1. Informieren Sie sich

Wer vermutet, dass eine Person aus der Familie oder dem nahen Umfeld an einer Depression leidet, sollte sich in einem ersten Schritt über die Erkrankung, deren Symptome und Ausprägungsformen informieren: "Das ist das Allerwichtigste", betont Trummer. "Denn erst, wenn man über die Krankheit Bescheid weiß, kann man sie auch verstehen." Was wiederum dabei helfe, mit der Belastung, die die Erkrankung eines nahestehenden Menschen mit sich bringt, besser umgehen zu können. Erst durch das Wissen über die Krankheit könne man das Verhalten der Person richtig deuten. Antriebs- und Energielosigkeit würden nicht als Sich-gehen-Lassen missverstanden, sozialer Rückzug und Freudlosigkeit nicht als persönliche Ablehnung.

2. Sprechen Sie offen

Trummer plädiert für einen ehrlichen Umgang mit dem Betroffenen. "Man merkt ja, dass sich die Person verändert. Wenn sie sich zum Beispiel zurückzieht, ihre Leistung nachlässt oder immer wieder davon erzählt, dass sie müde und erschöpft ist." Oft klagt der Erkrankte auch über Schmerzen oder Schlafstörungen. Lust- und, Antriebslosigkeit zeigen sich. "Depression ist die Krankheit der Losigkeiten", erklärt die Expertin, der zufolge man die Vermutung, dass das Gegenüber an einer Depression leidet, offen ansprechen sollte. Und zwar auf motivierende, feinfühlige Art und Weise.
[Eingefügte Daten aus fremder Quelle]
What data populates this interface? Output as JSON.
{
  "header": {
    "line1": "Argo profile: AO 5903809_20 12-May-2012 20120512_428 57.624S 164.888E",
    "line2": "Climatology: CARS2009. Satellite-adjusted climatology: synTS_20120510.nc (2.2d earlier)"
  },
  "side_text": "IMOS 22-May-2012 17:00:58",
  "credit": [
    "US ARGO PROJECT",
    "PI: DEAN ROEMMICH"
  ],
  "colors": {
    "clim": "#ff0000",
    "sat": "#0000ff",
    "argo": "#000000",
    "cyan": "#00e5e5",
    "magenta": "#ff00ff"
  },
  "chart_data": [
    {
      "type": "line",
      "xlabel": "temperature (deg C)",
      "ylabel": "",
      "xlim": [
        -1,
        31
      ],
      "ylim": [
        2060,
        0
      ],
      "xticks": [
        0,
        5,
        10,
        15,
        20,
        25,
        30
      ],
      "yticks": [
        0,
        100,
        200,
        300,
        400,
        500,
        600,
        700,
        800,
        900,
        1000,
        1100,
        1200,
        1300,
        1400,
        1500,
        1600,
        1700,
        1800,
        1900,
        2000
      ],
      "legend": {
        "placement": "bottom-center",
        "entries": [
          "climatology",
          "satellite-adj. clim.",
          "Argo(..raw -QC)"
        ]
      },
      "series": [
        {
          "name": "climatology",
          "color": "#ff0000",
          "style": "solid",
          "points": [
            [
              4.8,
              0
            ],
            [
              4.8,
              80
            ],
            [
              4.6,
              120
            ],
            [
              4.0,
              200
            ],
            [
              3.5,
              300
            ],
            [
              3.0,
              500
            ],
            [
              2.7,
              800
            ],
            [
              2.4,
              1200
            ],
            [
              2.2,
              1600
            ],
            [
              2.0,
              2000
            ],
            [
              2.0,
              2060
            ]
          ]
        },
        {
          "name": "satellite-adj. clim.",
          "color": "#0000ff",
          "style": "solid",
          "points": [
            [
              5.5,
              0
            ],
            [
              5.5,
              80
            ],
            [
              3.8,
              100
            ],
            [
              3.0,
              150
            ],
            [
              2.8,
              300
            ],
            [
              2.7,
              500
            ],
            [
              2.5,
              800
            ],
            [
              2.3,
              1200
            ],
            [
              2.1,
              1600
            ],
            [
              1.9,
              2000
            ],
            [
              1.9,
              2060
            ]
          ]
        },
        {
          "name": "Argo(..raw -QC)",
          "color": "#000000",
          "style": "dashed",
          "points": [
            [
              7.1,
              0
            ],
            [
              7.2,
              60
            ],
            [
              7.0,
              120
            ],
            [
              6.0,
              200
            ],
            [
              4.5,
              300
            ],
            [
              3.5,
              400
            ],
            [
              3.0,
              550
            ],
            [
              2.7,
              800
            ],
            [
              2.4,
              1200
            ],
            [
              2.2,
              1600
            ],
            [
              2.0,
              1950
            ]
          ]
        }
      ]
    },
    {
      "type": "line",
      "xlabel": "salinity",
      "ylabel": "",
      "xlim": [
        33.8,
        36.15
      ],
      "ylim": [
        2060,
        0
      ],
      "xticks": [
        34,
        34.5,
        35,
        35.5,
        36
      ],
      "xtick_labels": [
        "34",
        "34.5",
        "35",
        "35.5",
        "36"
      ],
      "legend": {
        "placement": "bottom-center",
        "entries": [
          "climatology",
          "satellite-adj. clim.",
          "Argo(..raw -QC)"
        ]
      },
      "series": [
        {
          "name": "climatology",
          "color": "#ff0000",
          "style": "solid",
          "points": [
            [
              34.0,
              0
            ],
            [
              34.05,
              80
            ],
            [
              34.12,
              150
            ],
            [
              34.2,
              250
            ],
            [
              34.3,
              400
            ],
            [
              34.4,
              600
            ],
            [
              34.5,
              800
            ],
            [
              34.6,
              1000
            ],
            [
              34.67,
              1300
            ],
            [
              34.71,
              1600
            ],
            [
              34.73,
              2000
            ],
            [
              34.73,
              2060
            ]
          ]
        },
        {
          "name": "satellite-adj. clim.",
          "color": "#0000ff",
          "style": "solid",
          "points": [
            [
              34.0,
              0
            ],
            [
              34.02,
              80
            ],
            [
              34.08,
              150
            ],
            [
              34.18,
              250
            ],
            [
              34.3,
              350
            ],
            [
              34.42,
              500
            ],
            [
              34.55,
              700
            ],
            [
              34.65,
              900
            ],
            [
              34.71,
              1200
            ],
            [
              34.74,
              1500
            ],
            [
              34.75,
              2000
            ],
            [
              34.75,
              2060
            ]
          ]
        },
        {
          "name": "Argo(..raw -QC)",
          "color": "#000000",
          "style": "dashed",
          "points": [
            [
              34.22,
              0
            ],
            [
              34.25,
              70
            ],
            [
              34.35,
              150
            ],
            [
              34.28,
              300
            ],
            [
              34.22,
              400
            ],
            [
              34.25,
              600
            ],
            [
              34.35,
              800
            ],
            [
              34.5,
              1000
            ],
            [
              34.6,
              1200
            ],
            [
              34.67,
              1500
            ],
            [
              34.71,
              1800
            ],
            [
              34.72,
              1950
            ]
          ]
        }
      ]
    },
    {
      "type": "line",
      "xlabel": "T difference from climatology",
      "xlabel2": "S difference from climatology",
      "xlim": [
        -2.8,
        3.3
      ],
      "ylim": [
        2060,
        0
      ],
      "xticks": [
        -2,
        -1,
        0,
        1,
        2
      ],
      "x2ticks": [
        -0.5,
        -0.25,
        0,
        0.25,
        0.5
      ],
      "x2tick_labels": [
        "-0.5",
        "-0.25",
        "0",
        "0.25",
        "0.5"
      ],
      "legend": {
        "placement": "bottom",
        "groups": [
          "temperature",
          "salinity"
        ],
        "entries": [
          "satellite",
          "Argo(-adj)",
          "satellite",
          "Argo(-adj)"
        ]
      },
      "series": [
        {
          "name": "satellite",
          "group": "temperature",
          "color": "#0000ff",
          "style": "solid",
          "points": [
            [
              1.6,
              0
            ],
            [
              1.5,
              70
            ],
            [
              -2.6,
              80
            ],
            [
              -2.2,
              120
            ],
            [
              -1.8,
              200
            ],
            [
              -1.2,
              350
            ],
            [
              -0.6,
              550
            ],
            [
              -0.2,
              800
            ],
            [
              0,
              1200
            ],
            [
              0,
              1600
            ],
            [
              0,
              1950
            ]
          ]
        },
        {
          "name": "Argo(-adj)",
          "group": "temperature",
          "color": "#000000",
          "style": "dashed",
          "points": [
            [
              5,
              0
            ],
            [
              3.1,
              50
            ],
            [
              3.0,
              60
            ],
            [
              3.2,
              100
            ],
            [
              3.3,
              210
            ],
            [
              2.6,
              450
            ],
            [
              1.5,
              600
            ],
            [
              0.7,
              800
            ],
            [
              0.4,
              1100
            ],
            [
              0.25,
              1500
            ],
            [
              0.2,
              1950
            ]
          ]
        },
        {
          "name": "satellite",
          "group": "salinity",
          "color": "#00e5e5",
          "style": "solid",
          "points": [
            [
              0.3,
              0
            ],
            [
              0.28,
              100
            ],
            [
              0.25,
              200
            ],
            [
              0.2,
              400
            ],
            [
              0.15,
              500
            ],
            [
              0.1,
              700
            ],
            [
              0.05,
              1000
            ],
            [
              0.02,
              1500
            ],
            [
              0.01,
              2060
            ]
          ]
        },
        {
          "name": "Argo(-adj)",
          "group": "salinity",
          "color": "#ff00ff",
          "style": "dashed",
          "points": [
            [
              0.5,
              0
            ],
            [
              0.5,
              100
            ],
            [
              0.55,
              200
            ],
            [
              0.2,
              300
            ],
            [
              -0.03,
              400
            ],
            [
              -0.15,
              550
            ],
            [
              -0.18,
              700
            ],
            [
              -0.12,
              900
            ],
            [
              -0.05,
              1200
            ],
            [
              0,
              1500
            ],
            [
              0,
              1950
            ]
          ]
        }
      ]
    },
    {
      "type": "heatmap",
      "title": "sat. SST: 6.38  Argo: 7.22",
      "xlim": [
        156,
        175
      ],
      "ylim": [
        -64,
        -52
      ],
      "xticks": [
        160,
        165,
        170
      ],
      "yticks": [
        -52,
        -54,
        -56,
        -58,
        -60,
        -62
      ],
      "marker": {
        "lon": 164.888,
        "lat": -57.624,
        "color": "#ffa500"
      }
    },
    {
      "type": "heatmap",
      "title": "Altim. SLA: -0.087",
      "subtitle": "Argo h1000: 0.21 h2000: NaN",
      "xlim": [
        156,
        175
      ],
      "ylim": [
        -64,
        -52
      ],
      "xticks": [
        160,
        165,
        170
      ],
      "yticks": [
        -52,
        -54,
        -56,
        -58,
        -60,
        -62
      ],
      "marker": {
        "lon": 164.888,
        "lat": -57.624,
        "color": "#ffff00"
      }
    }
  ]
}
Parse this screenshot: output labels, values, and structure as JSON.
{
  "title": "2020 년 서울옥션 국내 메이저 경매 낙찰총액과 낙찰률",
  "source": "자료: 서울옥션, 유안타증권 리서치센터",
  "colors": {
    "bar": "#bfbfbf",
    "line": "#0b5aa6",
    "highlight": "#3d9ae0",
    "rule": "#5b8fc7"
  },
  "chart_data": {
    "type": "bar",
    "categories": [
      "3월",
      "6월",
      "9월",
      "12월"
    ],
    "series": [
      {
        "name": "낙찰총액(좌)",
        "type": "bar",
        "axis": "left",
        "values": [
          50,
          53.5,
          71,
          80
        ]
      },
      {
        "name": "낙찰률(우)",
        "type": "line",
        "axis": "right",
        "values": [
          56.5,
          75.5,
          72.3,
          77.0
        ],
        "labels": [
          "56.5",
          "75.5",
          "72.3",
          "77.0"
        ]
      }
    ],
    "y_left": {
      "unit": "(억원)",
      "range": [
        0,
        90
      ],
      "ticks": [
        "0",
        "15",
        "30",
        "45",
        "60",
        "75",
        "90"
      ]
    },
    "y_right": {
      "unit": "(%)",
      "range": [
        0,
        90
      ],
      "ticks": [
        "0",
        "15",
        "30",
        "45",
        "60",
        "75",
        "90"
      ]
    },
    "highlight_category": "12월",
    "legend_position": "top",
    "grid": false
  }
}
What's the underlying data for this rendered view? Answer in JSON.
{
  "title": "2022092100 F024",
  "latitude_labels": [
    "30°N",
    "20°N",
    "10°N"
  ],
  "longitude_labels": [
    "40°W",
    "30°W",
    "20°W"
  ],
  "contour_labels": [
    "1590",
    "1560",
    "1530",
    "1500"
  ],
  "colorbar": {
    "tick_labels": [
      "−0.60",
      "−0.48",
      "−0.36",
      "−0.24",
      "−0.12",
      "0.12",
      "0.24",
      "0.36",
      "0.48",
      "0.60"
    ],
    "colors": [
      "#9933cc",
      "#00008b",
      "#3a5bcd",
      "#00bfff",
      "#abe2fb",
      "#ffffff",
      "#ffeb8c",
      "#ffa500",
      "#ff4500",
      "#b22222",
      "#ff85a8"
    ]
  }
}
3. Machen Sie keinen Druck

Auf keinen Fall sollte man eine Depression bagatellisieren. "Nehmen Sie die Erkrankung und die Person, die von ihr betroffen ist, ernst. Und machen Sie ihr keinen Druck", mahnt Trummer. Aussagen wie "Jetzt reiß dich einmal zusammen" oder "Du bist ja gar nicht wirklich krank" sind hier fehl am Platz. Wie die Expertin aus ihrer beruflichen Praxis weiß, kommt es dennoch immer wieder vor, dass Betroffene Sätze wie diese von Angehörigen oder Nahestehenden zu hören bekommen. "Das erzeugt bei den Erkrankten einen enormen Druck. Denn sie möchten ja, aber sie können nicht."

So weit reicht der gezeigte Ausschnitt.